Jim had thought that the Major and Madeleine had got along well. So lighthearted had he felt after her visit that, accustomed as he was to his father’s sudden shifts in mood and withdrawals into stony silence, the Major’s subsequent disavowal of the evening caught him by surprise. The Major did not refer to her visit at all, not the next morning, nor in the days that followed. Jim waited, but when there was nothing forthcoming – ‘She said you were charming,’ he offered, almost shyly, in a bid to open the conversation. He shoved his hands in his pockets, drew them out again, fiddled with his belt. ‘“Lovely,” I believe is the actual word she used.’

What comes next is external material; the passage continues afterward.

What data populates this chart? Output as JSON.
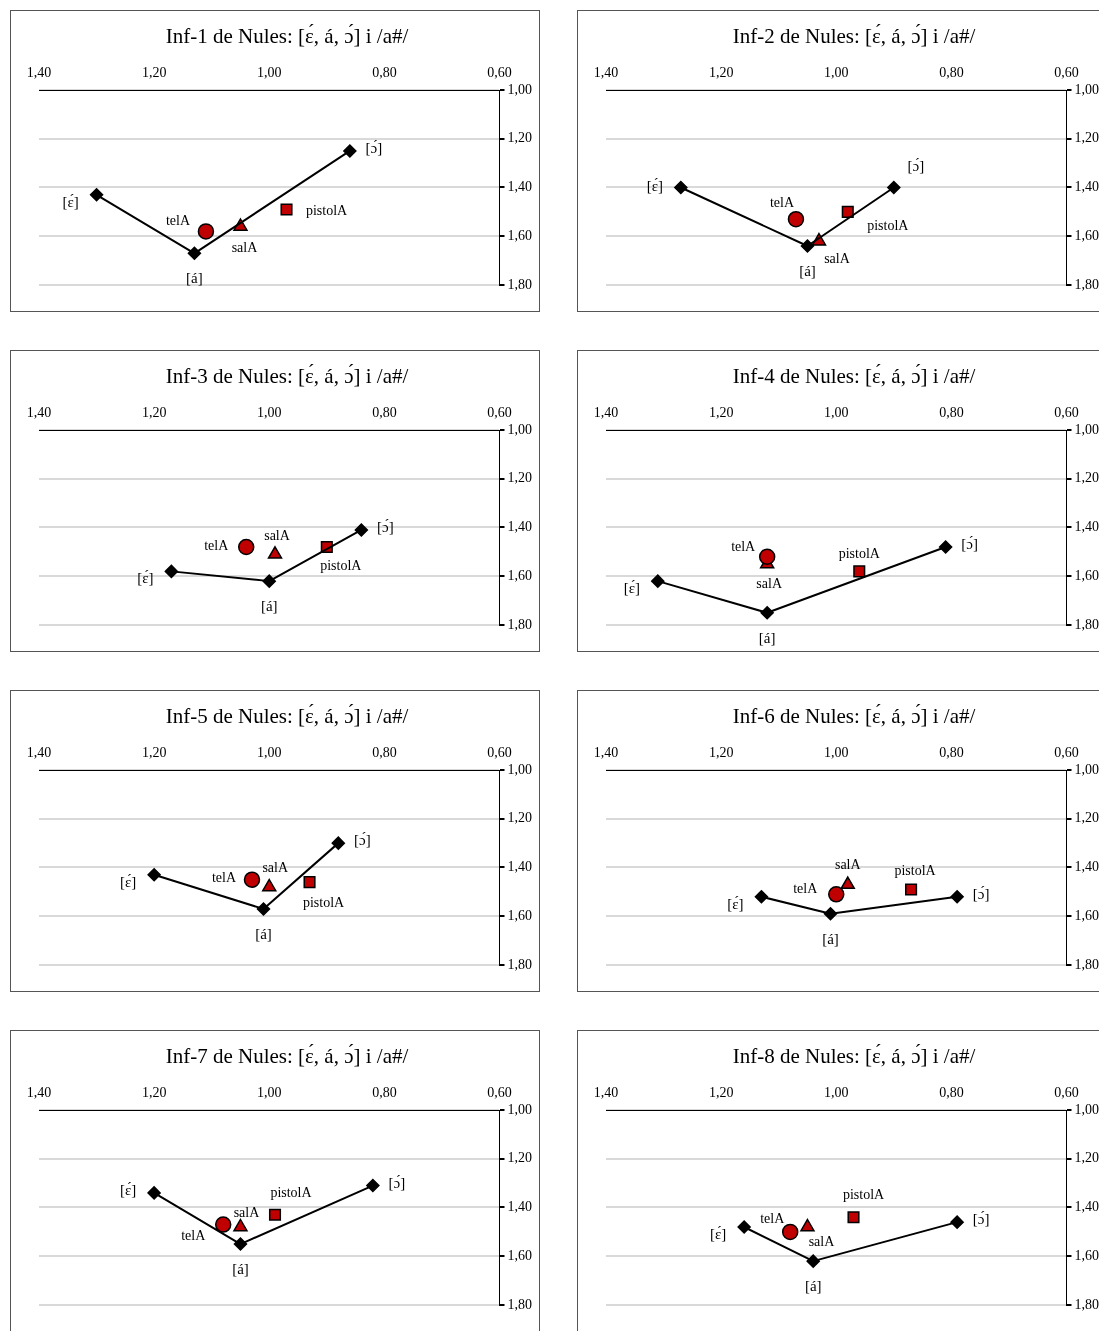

The Major said nothing in reply and at first Jim thought he hadn’t heard, until he saw the giveaway twitch of his father’s eye and knew otherwise. He waited an instant longer, for acknowledgement, for something, anything, but all the Major did was lift the whisky to his mouth once more.
Jim strode from the room, filled with a tight, hurt anger.
He spent most of his time in the barn after that, tinkering with the motorbike; when Ellie came in later that week and brightly asked how the young flatlander’s visit had gone, both men said nothing. She saw the bottles, and the look on Jim’s face, and knew better than to press further. She cleared away the litter without comment and busied herself in the kitchen, offering what comfort she knew: an apple pie with raisins plump with brandy from the cellar and just the way Jim liked it, a toasted, cinnamon scent warming the house to the eaves all that evening.